Britain's Attorney General is investigating whether there was any criminal wrongdoing by British officials in the case of Binyam Mohamed, a former British resident who was released from Guantanamo on Monday. He claims the Americans sent him to Morocco where he was tortured for 18 months and that Britain knew about it.

 

And in an embarrassing reversal last year, Britain was forced to admit that the British outpost on the Indian Ocean island of Diego Garcia had twice been used by the United States as a refueling stop for the secret transfer of two terrorism suspects.

 

British Foreign Secretary David Miliband disclosed the information to lawmakers after U.S. Secretary of State Condoleezza Rice released data showing that two suspects had been on flights to Guantanamo Bay and Morocco in 2002 after stopping on Diego Garcia, a U.S. base on British soil.

 

The United States initially denied using the island for extraordinary rendition flights.
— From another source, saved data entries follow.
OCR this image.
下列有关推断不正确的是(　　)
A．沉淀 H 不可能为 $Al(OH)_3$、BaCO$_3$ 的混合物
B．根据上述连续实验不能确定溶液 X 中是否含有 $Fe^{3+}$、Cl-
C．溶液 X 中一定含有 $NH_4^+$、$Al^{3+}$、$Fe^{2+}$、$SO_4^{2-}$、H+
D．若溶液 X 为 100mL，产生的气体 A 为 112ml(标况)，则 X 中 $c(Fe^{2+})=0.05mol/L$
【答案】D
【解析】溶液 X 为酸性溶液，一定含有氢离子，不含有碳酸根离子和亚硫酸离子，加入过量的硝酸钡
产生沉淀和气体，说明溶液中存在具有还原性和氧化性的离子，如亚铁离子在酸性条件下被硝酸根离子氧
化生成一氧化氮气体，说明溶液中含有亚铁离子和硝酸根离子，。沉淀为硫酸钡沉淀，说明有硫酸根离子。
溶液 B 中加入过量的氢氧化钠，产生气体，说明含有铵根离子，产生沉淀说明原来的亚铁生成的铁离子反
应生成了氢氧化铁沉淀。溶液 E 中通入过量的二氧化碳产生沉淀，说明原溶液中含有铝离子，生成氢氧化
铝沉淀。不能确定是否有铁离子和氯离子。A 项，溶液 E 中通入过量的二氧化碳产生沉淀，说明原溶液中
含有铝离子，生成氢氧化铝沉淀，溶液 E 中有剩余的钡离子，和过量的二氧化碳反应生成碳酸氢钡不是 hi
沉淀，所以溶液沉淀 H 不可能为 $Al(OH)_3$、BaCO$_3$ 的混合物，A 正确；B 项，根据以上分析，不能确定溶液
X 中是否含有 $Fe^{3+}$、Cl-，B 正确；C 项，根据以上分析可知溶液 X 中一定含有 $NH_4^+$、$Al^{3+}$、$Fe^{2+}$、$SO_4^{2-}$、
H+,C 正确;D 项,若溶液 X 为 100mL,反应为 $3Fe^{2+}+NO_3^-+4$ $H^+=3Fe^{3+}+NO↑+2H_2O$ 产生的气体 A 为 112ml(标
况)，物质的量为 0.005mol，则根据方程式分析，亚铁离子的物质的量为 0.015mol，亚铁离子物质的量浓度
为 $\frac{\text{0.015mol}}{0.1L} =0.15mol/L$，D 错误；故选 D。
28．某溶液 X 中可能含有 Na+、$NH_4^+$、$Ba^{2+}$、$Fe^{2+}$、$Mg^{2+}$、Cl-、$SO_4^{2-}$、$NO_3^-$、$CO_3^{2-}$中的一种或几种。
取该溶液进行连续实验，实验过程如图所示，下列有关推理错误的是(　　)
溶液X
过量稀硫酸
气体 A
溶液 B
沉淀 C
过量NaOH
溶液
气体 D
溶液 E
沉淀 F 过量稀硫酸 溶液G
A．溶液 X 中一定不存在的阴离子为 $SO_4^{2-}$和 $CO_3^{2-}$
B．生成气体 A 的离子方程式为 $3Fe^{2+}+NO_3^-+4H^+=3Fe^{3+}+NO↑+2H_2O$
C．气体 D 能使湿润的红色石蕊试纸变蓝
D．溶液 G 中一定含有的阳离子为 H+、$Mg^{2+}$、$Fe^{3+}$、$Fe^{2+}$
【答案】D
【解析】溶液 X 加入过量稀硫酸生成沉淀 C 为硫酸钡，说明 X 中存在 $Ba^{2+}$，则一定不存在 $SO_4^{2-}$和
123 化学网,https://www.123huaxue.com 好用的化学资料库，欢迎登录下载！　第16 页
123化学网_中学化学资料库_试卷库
However, it later acknowledged that it had misled the British government.

 

President Barack Obama's administration has said it plans to continue renditions but it may limit the countries to which it sends terror suspects.

 

According to CIA Director Leon Panetta, Obama believes prisoners should be handed over only to countries that have a legal interest in them - their home countries or ones where prisoners have charges pending.

 

Britain has yet to clarify its position on renditions except to say it does not condone torture.

 

"This review has established that officials were aware of this transfer in 2004," Hutton said. "It has also shown that brief references to this case were included in lengthy papers that went to the then-Foreign Secretary (Jack Straw) and Home Secretary (Charles Clarke) in April 2006."

 

The two detainees - Pakistani men accused of being members of the al-Qaida affiliated Lashkar-e-Taiba - were captured in 2004 and are still being held in Afghanistan.

 

"The US government has explained to us that they were moved to Afghanistan because of a lack of relevant linguists necessary to interrogate them effectively in Iraq.

 

Hutton said he only became aware of the situation in December 2008 and ordered a thorough review.

 

"A due diligence search by US officials of the list of all those individuals captured by UK Forces and transferred to US detention facilities in Iraq has confirmed that this was the only case in which individuals were subsequently transferred outside of Iraq," Hutton said.

 

Opposition Conservative Party lawmaker Andrew Tyrie called for a full inquiry into Britain's role in all aspects of rendition.

 

"Since the All Party Parliamentary Group on Extraordinary Rendition was created, I have made a number of specific allegations - that the UK has facilitated rendition; that Diego Garcia was used for this purpose; that our Armed Forces were dragged into rendition," said lawmaker Andrew Tyrie. "Each of these was categorically denied."